The profile of our patients diagnosed with small-bowel DL included a group that was
predominantly elderly (mean age, 71.5 years), and had multiple cardiac comorbidities
5/8 (62.5 %). A few case series of small-bowel DL treated with BAE reported a similar
experience where mean ages of 69.7 and 77 years were reported although data on cardiovascular
risk factors and anticoagulation/antiplatelet/NSAID use were unavailable [11 ]
[23 ]
[38 ]. Small-bowel DL does exist in younger patients. A study of 17 patients, median age
54 years (range, 15 – 80), reported a 15 year old treated for a small-bowel DL [22 ]. Cardiac comorbidities and use of antiplatelet/coagulation/NSAID have not been studied
as a risk factor for small-bowel DL. Gastric DL studies have reported the prevalence
of cardiovascular disease, diabetes, or chronic renal disease as high as 90 % in patients
found to have bleeding gastric DL [28 ]. Likewise the use of medications affecting coagulation has ranged from 28 % to 51 %
of cases identified as gastric DL [16 ]
[28 ]
[36 ]
[39 ]. Whether our high incidence of cardiac comorbidities occurred by chance, and whether
the NSAID/antiplatelet use is related to an elderly population at risk for cardiac
comorbidities/arthritis remains to be determined with larger studies.
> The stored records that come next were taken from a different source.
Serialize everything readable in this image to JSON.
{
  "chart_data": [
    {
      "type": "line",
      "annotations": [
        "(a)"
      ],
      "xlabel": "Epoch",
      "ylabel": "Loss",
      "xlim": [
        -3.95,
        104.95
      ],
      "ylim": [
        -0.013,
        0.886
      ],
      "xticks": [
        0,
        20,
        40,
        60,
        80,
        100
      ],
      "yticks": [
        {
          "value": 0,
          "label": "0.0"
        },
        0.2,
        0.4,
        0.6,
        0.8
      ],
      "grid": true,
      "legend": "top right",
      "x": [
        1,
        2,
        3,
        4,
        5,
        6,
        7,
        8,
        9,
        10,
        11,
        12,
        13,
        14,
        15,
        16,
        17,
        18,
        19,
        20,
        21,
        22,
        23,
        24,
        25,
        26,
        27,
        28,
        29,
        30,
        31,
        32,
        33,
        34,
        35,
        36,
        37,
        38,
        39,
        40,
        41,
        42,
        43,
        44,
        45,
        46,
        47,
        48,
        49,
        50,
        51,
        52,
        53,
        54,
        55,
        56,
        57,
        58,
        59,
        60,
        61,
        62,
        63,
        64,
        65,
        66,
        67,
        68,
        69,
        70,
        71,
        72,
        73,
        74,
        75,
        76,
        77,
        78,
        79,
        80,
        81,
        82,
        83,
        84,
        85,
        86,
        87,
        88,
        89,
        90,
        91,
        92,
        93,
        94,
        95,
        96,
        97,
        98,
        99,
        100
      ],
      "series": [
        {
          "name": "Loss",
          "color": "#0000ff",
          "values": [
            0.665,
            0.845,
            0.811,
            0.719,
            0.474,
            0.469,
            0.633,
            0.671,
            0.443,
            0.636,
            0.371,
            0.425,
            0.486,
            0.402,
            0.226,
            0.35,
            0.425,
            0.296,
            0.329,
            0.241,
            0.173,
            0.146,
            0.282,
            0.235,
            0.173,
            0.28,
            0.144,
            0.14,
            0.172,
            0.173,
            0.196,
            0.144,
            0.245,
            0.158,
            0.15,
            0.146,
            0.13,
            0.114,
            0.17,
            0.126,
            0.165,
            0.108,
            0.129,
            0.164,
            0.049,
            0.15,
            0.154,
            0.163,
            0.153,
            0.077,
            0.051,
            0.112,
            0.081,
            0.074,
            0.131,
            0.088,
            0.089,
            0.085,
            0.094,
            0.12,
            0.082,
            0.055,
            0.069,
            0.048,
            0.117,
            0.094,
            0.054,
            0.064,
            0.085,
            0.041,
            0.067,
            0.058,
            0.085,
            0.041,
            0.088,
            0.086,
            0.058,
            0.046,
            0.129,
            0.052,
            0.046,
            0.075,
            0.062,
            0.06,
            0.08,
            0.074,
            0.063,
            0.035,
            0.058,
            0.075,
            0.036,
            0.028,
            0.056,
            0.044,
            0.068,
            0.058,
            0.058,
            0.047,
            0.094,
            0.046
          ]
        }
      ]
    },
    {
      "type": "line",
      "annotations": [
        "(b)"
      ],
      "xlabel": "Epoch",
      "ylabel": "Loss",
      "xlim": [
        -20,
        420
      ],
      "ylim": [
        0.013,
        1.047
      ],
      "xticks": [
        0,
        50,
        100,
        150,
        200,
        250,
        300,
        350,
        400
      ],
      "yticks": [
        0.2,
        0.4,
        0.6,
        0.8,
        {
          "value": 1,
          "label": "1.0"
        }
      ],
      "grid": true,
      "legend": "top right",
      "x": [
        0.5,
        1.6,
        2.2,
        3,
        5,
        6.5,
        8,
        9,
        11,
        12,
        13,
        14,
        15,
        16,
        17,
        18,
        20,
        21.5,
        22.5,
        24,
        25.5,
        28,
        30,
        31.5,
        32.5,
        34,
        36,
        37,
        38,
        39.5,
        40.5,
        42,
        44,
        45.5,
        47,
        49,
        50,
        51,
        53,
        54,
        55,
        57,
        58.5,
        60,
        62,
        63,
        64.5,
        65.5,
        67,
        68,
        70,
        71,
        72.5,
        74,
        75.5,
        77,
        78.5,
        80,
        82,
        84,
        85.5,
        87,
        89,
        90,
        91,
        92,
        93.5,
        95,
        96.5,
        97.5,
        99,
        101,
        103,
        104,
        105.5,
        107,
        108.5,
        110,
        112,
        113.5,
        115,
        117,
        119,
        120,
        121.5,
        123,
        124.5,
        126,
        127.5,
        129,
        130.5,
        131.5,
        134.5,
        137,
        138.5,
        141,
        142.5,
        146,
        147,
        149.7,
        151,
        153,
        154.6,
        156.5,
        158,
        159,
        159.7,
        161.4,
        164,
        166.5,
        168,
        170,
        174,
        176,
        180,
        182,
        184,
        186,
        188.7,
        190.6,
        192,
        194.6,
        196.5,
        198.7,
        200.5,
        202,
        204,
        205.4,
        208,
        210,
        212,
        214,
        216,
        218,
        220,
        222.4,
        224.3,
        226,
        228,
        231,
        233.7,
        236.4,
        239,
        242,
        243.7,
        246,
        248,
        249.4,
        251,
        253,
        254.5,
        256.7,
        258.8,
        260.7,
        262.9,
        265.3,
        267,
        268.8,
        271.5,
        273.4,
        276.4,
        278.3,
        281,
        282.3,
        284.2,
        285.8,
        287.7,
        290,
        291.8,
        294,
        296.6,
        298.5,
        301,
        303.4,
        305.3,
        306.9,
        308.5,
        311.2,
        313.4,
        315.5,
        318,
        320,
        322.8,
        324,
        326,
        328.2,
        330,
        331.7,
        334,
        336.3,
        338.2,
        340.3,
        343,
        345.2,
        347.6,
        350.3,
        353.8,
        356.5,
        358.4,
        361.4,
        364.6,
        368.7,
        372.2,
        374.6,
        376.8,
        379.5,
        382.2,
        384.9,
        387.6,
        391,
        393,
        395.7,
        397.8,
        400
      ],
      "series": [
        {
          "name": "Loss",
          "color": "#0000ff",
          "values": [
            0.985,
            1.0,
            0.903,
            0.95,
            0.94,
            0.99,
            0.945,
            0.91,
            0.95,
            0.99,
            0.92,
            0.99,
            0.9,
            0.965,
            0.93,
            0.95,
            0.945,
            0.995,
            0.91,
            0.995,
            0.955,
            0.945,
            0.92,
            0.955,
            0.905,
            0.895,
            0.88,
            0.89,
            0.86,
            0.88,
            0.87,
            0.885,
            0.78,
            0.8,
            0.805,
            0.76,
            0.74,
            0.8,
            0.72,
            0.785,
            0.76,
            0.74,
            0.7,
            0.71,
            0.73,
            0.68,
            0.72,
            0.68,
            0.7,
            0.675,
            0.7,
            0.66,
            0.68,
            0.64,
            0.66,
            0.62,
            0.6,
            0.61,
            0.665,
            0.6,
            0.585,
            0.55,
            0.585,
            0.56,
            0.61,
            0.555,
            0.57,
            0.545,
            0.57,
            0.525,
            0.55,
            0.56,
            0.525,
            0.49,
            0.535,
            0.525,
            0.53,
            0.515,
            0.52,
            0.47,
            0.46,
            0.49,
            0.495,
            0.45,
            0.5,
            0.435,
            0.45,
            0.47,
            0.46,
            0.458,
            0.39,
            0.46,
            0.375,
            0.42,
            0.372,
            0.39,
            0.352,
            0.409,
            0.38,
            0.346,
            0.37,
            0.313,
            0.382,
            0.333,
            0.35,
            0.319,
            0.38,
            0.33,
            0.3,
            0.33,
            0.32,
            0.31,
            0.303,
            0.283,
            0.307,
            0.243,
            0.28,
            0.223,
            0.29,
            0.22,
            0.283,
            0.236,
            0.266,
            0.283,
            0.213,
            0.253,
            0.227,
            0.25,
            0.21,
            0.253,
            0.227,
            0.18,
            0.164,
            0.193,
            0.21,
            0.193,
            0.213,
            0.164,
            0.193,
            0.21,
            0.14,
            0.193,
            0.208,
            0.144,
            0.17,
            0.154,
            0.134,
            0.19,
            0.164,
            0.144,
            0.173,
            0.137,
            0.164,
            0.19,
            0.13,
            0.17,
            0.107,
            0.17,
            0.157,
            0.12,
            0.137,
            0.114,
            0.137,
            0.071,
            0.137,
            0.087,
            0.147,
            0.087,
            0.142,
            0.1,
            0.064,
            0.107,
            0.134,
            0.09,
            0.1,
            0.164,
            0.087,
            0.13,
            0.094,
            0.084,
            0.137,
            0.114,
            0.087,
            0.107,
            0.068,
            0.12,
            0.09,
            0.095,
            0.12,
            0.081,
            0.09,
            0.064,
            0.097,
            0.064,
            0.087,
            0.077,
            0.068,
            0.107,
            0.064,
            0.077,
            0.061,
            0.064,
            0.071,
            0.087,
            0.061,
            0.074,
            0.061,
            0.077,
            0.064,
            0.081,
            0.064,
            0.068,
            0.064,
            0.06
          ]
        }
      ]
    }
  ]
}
Limitations of our experience include the small cohort of patients diagnosed with
DL and the retrospective study design. However, our experience adds to the very limited
data on small-bowel DL found in the literature, and is the first US reported experience
with an extended follow-up. We also have reported a more descriptive patient profile,
and have demonstrated that SBE has been an effective treatment modality in patients
found to have DL (100 % success) in addition to reviewing the current literature on
this topic.
Conclusion
Misidentified, intermittent non-bleeding DL, or those not reachable with BAE may lead
to an underdiagnoses and may explain at least a portion of idiopathic cases of OGIB.
Therefore, we recommend an early aggressive approach with BAE after initial negative
colonoscopy/EGD, or in cases where a high index of suspicion exists to ensure identification
and treatment. The usefulness of repeating BAE after initial negative BAE should be
determined based on clinical suspicion, previous diagnostic testing results, and the
hemodynamic profile of each patient. In our U.S. experience, SBE offers a reasonable
therapeutic approach to treat DL of the small bowel with a low rates of rebleeding,
no adverse events, and no patient going on to require surgery.